Le Dornier 24 était un énorme hydravion d'une envergure de 27m et d'une hauteur de presque 6m. Il était propulsé par trois moteurs à hélice de type Bramo Fafnir 323R-2 qui dévellopait une puissance de 1014ch chacun le propulsant à une vitesse maximum de 340 km/h.

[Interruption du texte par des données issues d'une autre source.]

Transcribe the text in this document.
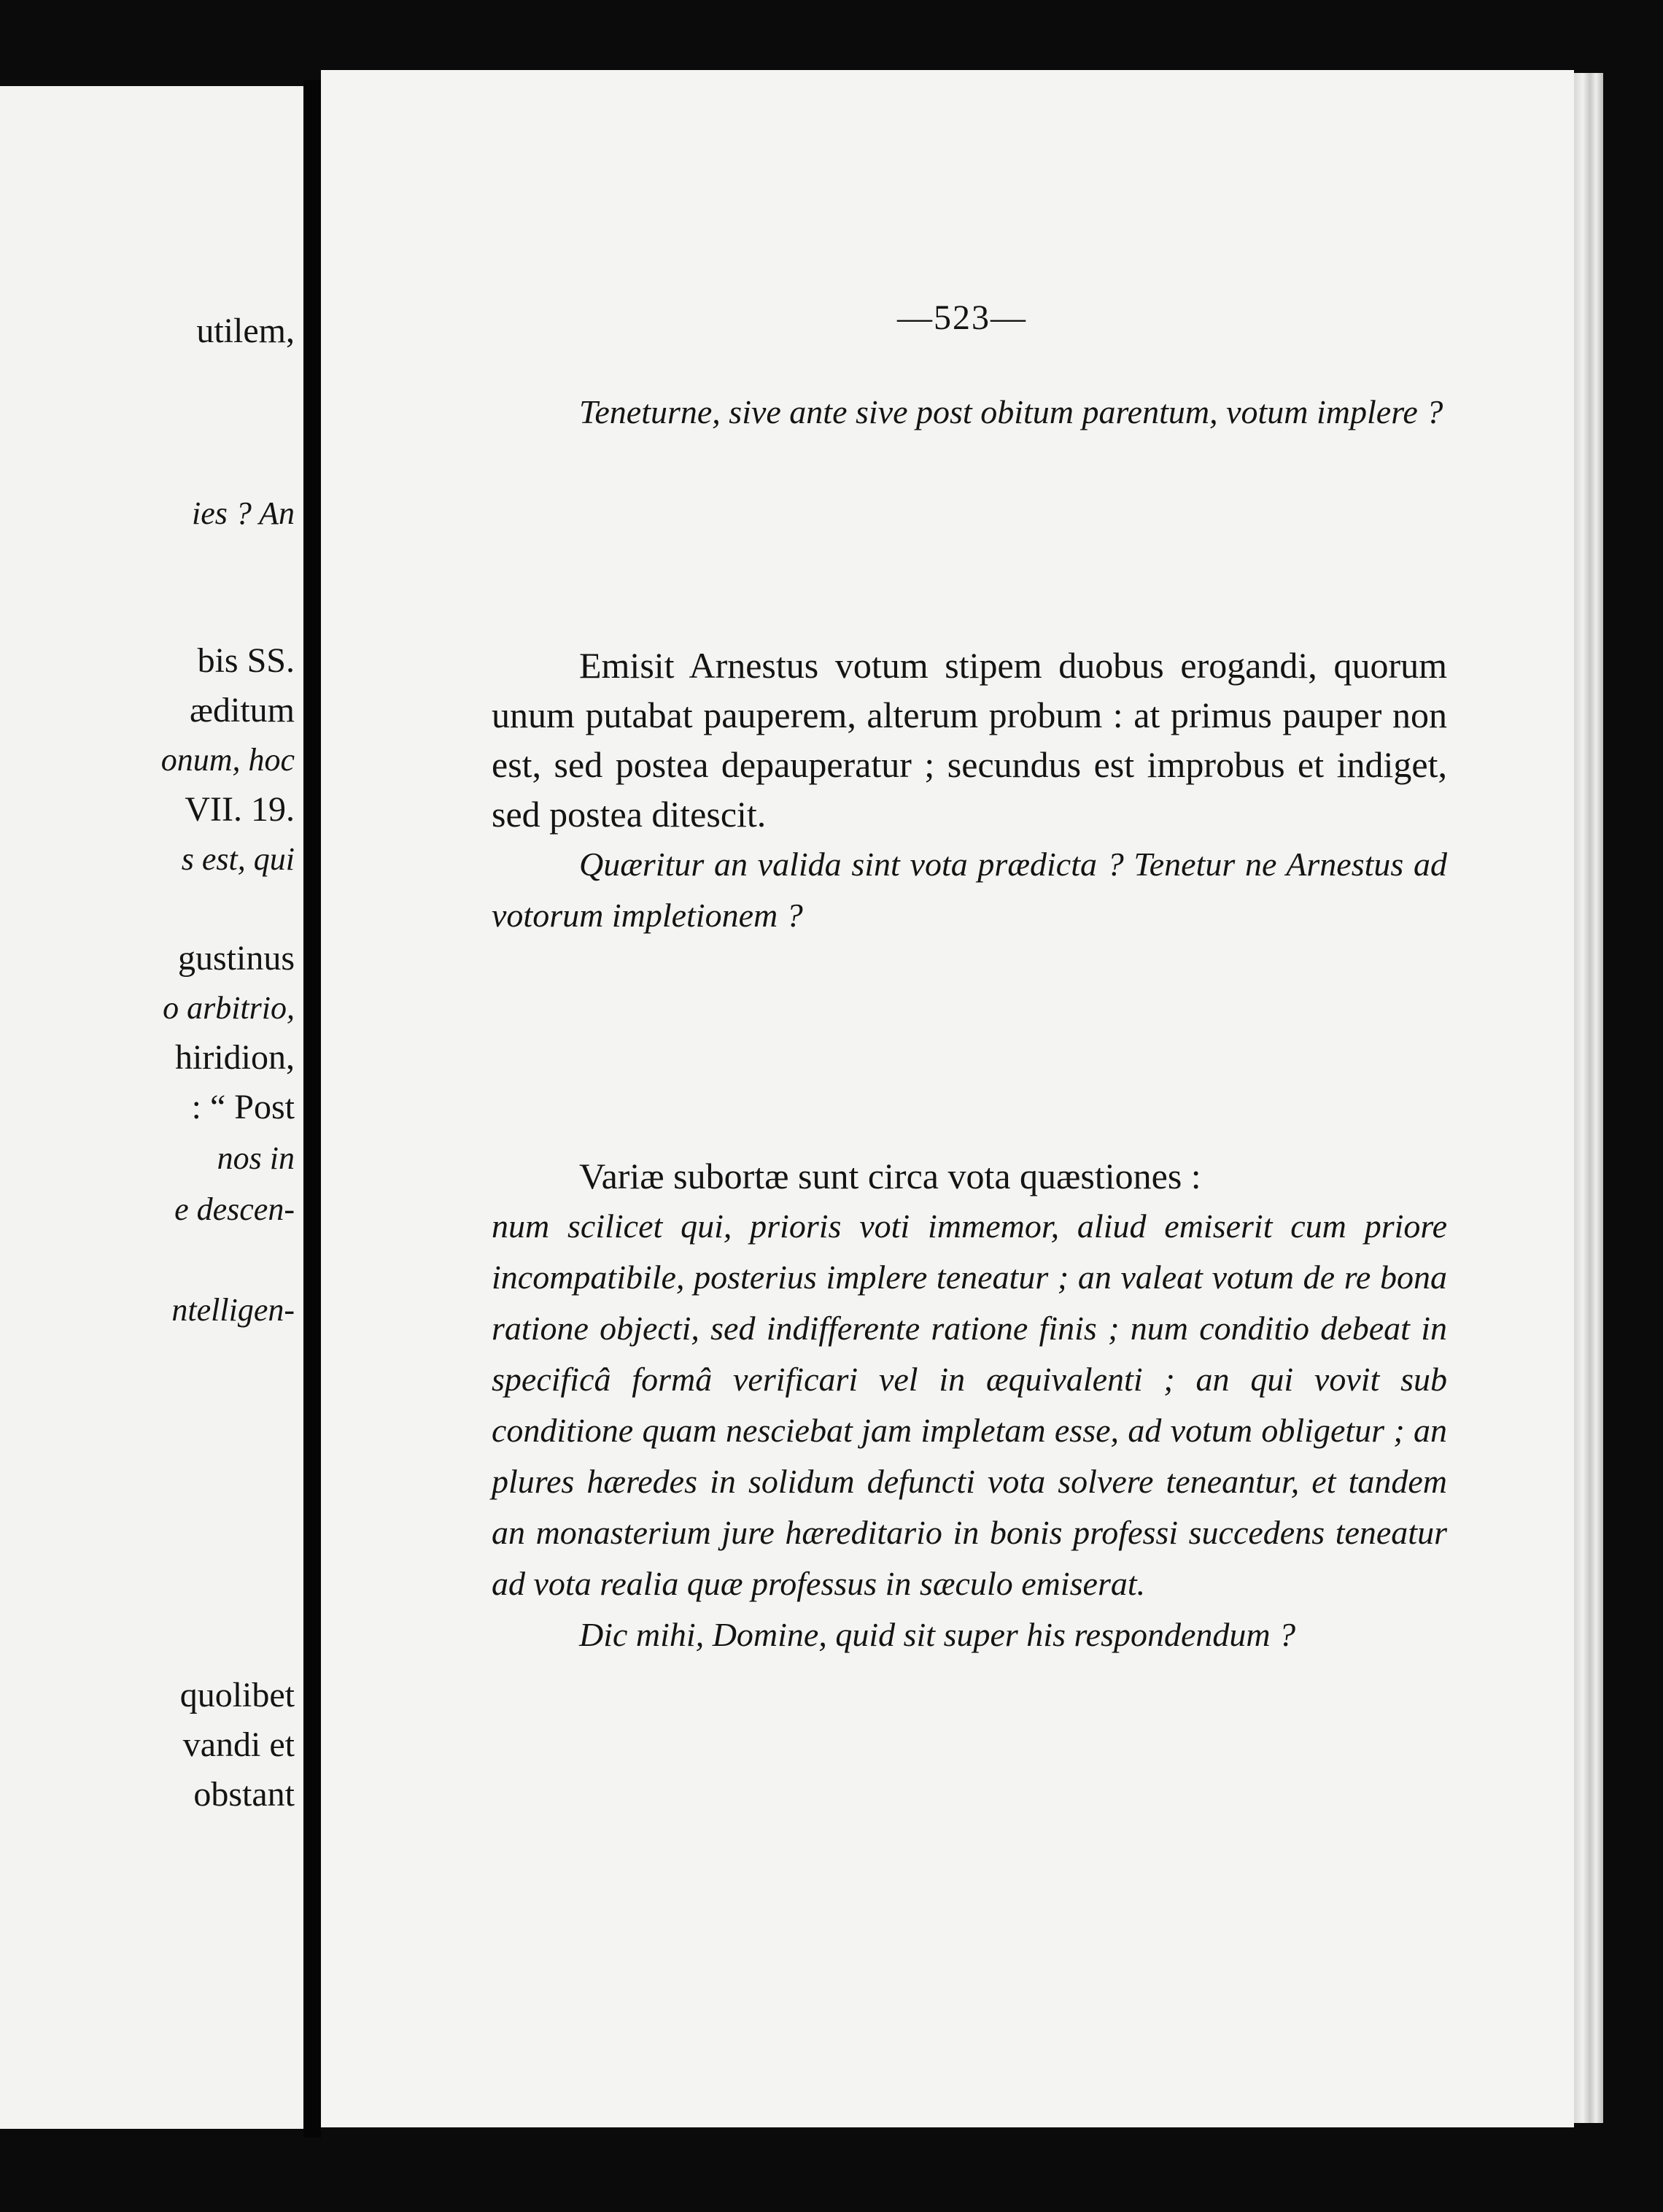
utilem,
ies ? An
bis SS.
æditum
onum, hoc
VII. 19.
s est, qui
gustinus
o arbitrio,
hiridion,
: “ Post
nos in
e descen-
ntelligen-
quolibet
vandi et
obstant
—523—

Teneturne, sive ante sive post obitum parentum, votum implere ?

Emisit Arnestus votum stipem duobus erogandi, quorum unum putabat pauperem, alterum probum : at primus pauper non est, sed postea depauperatur ; secundus est improbus et indiget, sed postea ditescit.

Quæritur an valida sint vota prædicta ? Tenetur ne Arnestus ad votorum impletionem ?

Variæ subortæ sunt circa vota quæstiones :

num scilicet qui, prioris voti immemor, aliud emiserit cum priore incompatibile, posterius implere teneatur ; an valeat votum de re bona ratione objecti, sed indifferente ratione finis ; num conditio debeat in specificâ formâ verificari vel in æquivalenti ; an qui vovit sub conditione quam nesciebat jam impletam esse, ad votum obligetur ; an plures hæredes in solidum defuncti vota solvere teneantur, et tandem an monasterium jure hæreditario in bonis professi succedens teneatur ad vota realia quæ professus in sæculo emiserat.

Dic mihi, Domine, quid sit super his respondendum ?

Envergure : 27 m Surface portante : 108 m ² Longueur : 22 m Hauteur : 5,45 m

Vitesse max. : 340 km/h Croisière : 295 km/h Plafond : 5900 m Autonomie : 4750 km

Poids : 13500 kg (à vide) 18400 kg (max) Charge utile : 12 bombes de 500 kg sous les ailes

Moteurs : Trois BMW Bramo 323R-2 de 9 cylindres en étoile refroidis par air développant une puissance de 1000 ch

Armement fixe : Une mitrailleuse MG 15 de 7,92 mm dans des postes de tir avant et arrière, un canon MG 151 de 20 mm dans une tourelle dorsale à commande électrique



Historique :

Le Dornier 24 fut construis dès1937 en France, en Allemagne et au Pays Bas. Peu avant la deuxième Guerre Mondial, la version hydravion fut équipée de trois cannons; 1 MG 151 de 20mm et 2 MG 15 de 7,92mm.
L'épave de Port-Cros portait le numéro de l’escadrille 205 ou 20S. Partis de la base d’Aspretto, près d’Ajaccio, il avait rejoint Saint Mandrier. Le 2 juin 1949, à 14 h 15, il décolle pour retourner à sa base. Le pilote est le Maître Jean Bohain, et il y a en tout neuf personnes à bord, dont l’Enseigne de Vaisseau Paul Piéron. Tempête et des ennuis mécaniques se conjuguent, et par radio l’équipage fait savoir que l’appareil rebrousse chemin et regagne la base varoise. Au dessus de Port-Cros, ses moteurs donnent des signes de défaillance et un amerrissage d’urgence est tenté. II est extrêmement violent, car la mer est mauvaise. L'appareil perd un flotteur, chavire et coule avec son pilote, toujours à son poste. Les huit survivants sont recueillis par la barque Anne-Marie.





Site :

L'épave du Dornier 24 repose au nord de la pointe de la Galère, près des Iles de Port-Cros.
Coordonnées : 43°02,609 nord / 06°24,568 est
Profondeur : le haut du cokpit est à 88m et le plus profond se situe au niveau de la torpille à 94m ou 98m selon les instruments.




La Plongée :

L'épave du Dornier est en excelent état malgré l’affaissement des ailes sur le cockpit. Réellement impressionnante, il bénéficie d'une luminosité excellente car il git sur un fond de sable très clair. La promenade sur l’épave se révèle particulièrement intéressante; le cockpit, coincé sous un moteur est bien conservé, on y voit même un poste radio sur le siège du copilote. Le reste de l’épave est intact et une exploration du fuselage ou du poste de mitrailleuse situé à l’arrière de la queue, permet de multiples découvertes. Les moteurs sont littéralement peuplés de langoustes, de congres et de murènes, ce qui donne à cette épave une véritable deuxième vie. Autre surprise de taille, face au cockpit, une torpille d’expérimentation de la Marine git depuis quelques années sur le sable. Sa couleur orange tranche avec le brun terne de l’épave. L'épave du Dornier 24 fut par ailleurs l’héroïne du film "Un avion sous la mer" tourné par Christian Pétron à l'aide du sous-marin militaire "Griffon".